Tired of that life.. of feeding.. i think what i did can be considered dark magic... i don't regret it though. I don't know if anyone's ever heard of a blood spell (where u kind of sacrifice a certain amount of your own blood too counter the spell) but i did one too reverse the effects of what i was turned into.. seems stupid like it wouldn't work.. honestly i didn't think it would work. But it did. I am now what i ORIGINALLY was. A witch. I'm weak. But happy. Right now i'm deciding if I should just not use my magic and let it fade away, or practice and become stronger?
My mother was being stalked, she had enough of this life, and she released her power on the full moon, like my friend Gaby also did. Gaby is now what she originally was.

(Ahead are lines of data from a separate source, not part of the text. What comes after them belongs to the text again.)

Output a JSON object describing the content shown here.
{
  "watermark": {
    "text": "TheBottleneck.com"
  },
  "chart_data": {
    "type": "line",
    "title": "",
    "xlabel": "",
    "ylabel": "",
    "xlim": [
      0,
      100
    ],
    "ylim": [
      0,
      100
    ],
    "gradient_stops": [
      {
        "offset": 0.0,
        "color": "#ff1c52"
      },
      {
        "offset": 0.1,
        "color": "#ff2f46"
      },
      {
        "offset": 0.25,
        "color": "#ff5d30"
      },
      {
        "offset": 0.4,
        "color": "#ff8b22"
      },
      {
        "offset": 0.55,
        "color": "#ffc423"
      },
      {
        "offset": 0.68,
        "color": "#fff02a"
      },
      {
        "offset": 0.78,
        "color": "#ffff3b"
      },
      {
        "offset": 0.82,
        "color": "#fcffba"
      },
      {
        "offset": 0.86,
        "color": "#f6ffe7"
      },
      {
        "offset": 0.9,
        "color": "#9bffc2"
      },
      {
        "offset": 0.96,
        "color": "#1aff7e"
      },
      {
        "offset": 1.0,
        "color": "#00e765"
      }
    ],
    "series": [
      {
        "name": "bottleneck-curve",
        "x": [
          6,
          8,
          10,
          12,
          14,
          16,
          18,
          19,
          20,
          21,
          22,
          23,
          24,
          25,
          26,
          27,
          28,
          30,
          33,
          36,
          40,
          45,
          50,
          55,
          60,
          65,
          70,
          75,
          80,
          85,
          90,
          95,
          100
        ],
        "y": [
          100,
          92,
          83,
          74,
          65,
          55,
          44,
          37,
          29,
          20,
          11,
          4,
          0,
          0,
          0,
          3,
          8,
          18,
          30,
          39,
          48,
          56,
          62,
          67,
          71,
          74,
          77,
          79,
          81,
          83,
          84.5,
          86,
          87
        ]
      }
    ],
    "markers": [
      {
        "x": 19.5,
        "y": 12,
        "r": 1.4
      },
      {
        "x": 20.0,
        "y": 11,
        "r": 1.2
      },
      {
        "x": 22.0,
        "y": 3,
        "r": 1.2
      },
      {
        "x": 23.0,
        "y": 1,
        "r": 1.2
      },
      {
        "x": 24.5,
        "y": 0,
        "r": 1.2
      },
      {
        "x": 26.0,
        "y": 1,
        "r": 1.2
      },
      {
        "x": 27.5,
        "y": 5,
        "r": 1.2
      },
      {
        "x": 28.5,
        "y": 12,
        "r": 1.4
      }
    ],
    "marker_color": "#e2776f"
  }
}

So far life seems normal, except for Jake.. he's trying to get back in my life. I get it, I get why he tried to kill Zack. He's an outcast, would of been hunted down and killed if he hadn't become Their personal killer. When he's hired he has to do the job. but now he is back.. telling me he's going to prove he cares, and that he could of killed Zack and let me erase my runes and die.. but he didn't.. that's the only reason I'm gunna let him stick around.
Should i trust him??
Taylor is going to hire him because she's the only one of us still connected to the courts.. than he can talk to me wothout having to worry someone will find out.. i just don't know. I don't wanna worry about this. And I wont face it until I'm forced too. Thats my plan. My life is as normal as it will ever be, and i don't wanna get sucked up into that life.